Page 19 of The Awakened Wolf

Evan’s arms tightened around me, bulging with muscles beyond anything his old life at the gym could have granted. “I think there’s stale ice cream in the fridge…”

Kiana cleared her throat. “You know I could just bite him anyway.”

“No!” I cried, spinning so that I was between her and Evan, which is when I realized she’d just been trying to break up our display. “We’ll just have to ask one of the other new shifters if they’d like to give it a try.”

“Which of these zombies do you think is going to believe I’m not trying to kill them?” She shook her head and sighed. “I’d better just pick one and give it a try.”

I let go of Evan and grabbed Kiana’s arm as she took a step toward the nearest group of shifters. “You can’t, Kiana. They have to consent.”

Consent is sexy these days.

That’s your only coherent thought? Parroting Sebastian…

I remembered what had happened after my mate said this and every molecule of my skin heated with a blush. Whoever Kiana picked out for me at the end of the week, I was glad I’d given myself to Sebastian first. The memory was better than any movie.

“I don’t recall you asking for their consent when you bit them,” Kiana sneered.

I shook away my bittersweet thought. “But they were going to die. It’s not the—”

“I’ll do it.”

The quiet voice drifted from the play area with the animal statuettes. The room I’d thought was empty. When the speaker didn’t rise to show himself, the three of us filed in and surrounded him. He was sitting against the top half of a great white shark, the open jaws framing him like a novelty photo from Sea World. It was the young male with a hoodie pulled over his face. Given what happened to human faces during the transformation, I hadn’t blamed him. Now that they’d all settled back into their fully human forms though, it seemed odd he was still wearing it that way.

“Do you understand what you’re agreeing to?” I asked.

“Yeah,” he said, his voice throaty and warm. “That one can maybe undo what you did to me. Without consent.”

I shrank back, coloring again. “I’m sorry. I was only trying to save your life.”

At the same time, Kiana snarled, “That one? This nobody thinks he can call me ‘that one?’ Who the hell do you think you are, human?”

Evan put his hand on Kiana’s arm. “Kiana, he’s not human anymore. Thanks to all of us. Give him a little leeway.”

Instead of backhanding Evan across the room, which I was certain was her first instinct, she merely shook her head, stretching her neck and jaw. “It’s a good thing for all of you that I’ve been working on patience as part of my leadership.”

“Look, I’m not trying to start trouble,” the young male said. “But my, uh, boss is going to kill me if anyone finds out, so please, I volunteer. Get this thing out of me.”

“Gladly,” Kiana grinned, fangs appearing.

She shifted, and the figure in the hoodie drew back, momentarily.

“Wow,” he breathed. “We’ve been getting that really wrong.”

“This is just an experiment,” I said. “You know it might not work, right? The bite will heal, but I can’t guarantee anything else.”

He nodded. “I was gonna die anyway, I guess, so whatever happens at this point happens.”

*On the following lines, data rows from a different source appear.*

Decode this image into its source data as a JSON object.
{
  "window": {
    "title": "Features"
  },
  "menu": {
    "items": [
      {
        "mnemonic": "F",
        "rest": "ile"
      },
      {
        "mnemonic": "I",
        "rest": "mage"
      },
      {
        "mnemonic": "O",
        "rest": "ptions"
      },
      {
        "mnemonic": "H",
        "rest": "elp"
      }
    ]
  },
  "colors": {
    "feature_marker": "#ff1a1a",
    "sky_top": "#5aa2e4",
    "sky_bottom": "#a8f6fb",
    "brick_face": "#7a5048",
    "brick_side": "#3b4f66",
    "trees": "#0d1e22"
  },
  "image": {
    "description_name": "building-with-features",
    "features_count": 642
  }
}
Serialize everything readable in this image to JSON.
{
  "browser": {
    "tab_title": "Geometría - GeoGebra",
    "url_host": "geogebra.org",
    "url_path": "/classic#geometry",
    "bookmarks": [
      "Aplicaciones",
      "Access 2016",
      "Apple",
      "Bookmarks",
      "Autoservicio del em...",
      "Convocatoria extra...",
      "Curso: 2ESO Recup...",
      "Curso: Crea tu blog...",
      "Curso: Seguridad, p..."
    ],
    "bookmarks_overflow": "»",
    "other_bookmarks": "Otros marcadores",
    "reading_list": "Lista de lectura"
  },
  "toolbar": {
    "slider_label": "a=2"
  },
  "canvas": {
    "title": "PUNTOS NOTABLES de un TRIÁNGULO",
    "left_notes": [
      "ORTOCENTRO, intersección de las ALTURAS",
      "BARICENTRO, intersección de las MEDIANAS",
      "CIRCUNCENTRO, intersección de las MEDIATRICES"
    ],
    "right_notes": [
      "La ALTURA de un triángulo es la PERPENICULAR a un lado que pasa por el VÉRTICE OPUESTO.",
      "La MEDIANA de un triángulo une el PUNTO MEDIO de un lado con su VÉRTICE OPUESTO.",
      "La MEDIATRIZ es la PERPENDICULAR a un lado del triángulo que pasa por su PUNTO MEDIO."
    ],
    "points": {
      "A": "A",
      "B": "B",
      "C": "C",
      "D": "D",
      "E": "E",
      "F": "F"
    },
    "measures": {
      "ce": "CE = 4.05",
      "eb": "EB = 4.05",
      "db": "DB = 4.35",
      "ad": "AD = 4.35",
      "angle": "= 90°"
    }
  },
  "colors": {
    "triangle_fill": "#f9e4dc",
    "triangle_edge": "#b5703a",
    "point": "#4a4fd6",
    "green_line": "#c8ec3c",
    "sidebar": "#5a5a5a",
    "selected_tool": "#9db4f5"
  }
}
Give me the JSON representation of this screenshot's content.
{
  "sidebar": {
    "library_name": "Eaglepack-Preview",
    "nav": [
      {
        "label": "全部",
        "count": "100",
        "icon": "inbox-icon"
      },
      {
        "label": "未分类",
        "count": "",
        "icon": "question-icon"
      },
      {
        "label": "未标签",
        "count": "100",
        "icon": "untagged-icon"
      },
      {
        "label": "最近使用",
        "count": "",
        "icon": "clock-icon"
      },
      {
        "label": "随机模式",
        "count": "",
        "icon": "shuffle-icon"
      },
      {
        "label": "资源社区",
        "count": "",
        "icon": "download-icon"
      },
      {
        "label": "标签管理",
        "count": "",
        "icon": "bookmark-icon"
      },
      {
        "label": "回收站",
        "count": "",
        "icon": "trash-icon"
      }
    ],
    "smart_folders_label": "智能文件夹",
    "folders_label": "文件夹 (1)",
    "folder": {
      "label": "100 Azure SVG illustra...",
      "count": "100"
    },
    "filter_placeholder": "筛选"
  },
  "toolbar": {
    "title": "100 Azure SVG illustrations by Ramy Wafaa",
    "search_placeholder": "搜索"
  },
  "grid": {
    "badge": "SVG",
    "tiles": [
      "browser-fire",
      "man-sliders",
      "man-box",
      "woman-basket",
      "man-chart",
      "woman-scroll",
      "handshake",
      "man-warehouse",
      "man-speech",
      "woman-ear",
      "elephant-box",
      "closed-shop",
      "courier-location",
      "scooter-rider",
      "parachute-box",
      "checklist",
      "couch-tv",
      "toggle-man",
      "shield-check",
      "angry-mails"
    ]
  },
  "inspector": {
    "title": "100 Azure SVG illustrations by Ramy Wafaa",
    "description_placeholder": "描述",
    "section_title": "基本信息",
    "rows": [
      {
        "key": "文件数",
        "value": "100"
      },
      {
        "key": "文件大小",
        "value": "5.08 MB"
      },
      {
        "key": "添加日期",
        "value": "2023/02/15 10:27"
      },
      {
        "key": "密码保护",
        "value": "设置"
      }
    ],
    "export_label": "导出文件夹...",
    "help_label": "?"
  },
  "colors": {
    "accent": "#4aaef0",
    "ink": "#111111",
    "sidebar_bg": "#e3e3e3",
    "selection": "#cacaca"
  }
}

“Alright,” Kiana thought at him. “Take off the hoodie so I can get the right spot.”

He startled. “What the fu—”

“Language, pup!” Kiana roared, sounding eerily like our father.

“We can communicate this way when we’re in wolf form,” I added. Small comfort, I was sure, to know that hearing my sister’s bitchy commands inside his skull was normal. “Just do what she wants.”

“Ha. If only I could get you to do the same.” This was directed at me before she turned back to her target. “Now, strip.”

Hoodie Man hesitated, his shadowed eyes shifting to me. “She bit me with it on.”